両演説を読み比べていて、ふとマズローの欲求段階説を思い出しました。世界に対して、かつてのアメリカの欲求は「承認(尊重)の欲求」「自己実現の欲求」が顕れていて、今のアメリカは欲求は「生理的欲求」「安全の欲求」が強く顕れているのかなと。

どちらがどうというものでなくて、どの欲求も一人の個人のなかに並存するように、どの欲求もひとつの国家の中に並存しているでしょう。そして、今はそういう時期なのかなと。そして「承認(尊重)の欲求」「自己実現の欲求」の時期には「世界の先頭のアメリカ」を求めて、「生理的欲求」「安全の欲求」の時期には「各国と対峙して勝利するアメリカ」が求められたのかもしれません。

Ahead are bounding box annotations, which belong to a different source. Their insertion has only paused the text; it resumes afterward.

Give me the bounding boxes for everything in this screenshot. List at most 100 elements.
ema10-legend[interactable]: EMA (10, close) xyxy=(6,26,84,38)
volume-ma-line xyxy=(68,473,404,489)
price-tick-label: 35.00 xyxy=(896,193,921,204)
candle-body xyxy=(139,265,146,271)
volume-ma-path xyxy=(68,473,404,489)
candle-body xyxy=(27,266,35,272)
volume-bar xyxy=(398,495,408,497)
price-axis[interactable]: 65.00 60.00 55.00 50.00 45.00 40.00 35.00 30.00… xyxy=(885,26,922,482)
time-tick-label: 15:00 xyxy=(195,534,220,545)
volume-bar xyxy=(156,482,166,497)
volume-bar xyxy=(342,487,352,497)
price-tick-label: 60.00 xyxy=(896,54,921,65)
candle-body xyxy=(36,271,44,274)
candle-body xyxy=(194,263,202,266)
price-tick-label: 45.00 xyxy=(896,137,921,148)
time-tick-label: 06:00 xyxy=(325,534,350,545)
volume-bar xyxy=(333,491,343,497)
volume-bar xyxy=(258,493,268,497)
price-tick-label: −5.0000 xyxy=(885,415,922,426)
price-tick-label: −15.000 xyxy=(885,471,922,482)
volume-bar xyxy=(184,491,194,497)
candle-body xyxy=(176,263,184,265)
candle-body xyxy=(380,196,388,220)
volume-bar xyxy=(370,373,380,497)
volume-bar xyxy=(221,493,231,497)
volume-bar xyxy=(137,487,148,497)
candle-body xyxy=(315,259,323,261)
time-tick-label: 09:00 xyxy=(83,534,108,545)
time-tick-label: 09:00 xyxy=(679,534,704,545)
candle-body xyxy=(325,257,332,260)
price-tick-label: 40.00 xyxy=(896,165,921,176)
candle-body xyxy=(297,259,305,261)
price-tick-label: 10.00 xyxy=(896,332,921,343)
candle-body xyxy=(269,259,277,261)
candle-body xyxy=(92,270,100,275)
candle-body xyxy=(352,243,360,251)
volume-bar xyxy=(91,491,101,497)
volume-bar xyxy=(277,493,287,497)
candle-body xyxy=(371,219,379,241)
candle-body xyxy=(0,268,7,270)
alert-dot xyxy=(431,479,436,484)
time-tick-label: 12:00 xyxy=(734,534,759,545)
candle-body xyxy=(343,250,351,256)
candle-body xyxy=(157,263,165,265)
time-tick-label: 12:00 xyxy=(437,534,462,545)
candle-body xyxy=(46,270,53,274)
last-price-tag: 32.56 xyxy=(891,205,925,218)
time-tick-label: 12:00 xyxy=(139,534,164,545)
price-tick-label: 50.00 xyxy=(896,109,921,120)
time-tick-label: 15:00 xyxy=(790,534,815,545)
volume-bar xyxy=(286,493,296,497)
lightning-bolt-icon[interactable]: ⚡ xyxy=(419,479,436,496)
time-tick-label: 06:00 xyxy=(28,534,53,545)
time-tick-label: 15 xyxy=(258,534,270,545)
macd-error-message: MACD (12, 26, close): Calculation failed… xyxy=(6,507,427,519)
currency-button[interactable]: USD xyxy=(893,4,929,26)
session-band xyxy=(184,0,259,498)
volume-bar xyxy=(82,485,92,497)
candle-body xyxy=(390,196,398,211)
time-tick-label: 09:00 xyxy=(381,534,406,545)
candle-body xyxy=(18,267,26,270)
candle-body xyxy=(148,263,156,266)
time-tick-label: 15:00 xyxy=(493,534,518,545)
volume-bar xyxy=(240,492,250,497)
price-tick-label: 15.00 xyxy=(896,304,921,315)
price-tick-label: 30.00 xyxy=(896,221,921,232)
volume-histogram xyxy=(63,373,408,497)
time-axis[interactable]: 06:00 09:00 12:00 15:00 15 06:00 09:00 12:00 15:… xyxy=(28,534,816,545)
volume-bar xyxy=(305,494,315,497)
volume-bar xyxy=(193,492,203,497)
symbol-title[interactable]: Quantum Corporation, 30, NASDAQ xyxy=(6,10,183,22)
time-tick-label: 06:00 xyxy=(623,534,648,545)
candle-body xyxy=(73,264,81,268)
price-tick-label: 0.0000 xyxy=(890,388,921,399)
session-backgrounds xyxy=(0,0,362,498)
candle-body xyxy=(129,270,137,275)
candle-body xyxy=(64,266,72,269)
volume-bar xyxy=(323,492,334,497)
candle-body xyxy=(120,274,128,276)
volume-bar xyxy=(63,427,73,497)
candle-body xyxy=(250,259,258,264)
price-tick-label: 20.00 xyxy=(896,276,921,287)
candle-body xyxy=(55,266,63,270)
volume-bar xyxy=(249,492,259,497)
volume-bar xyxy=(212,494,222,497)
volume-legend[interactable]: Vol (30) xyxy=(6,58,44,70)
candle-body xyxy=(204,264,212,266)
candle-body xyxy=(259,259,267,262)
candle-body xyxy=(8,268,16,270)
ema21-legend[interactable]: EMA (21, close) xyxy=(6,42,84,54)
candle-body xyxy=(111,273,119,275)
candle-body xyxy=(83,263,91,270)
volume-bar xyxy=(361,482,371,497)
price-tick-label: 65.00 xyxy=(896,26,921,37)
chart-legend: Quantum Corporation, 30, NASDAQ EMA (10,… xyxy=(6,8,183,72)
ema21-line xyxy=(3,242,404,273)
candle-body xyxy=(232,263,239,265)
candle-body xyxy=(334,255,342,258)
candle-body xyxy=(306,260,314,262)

ただIT周辺にいる私にとっては、オバマ政権はたとえばオープンガバメントクラウド・ファーストを打ち出した政府で、それは“オープン”や“クラウド”の概念を知りながら“Change”できずにいた世界のITを先導したように思います。

就任早々に環太平洋経済連携協定(TPP)離脱と北米自由貿易協定(NAFTA)の再交渉を表明したトランプ政権は“Reset”に積極的なように見えます。そのなかで、米国が「世界を先導するアメリカ」を目指していた時期に得た果実は「勝利するアメリカ」には必要でないかもしれないけれど、それらは“Reset”されることなく、彼らに不要でも世界に必要なものが“Keep”されるといいなと思います。

(ヘッダー写真はOpen Governmentを推進したオバマ政権下でホワイトハウスの公式写真家だったPete Souza厳選した55枚のうちの一枚。さらに写真を見たければ、彼が撮影した200万枚と言われる写真のうち6,600枚がホワイトハウスの公式Flickrアカウントで見られるとアナウンスされていましたが、現在このアカウントを訪問すると「The White House hasn't made any photos public yet.」と表示されます。)

(2017.01.23追記)Facebook内で「大統領専用アカウント “potus” の引き継ぎについて」を教えてもらいました。この一環で、Flickrアカウントは「ObamaWhiteHouse」に移行していました。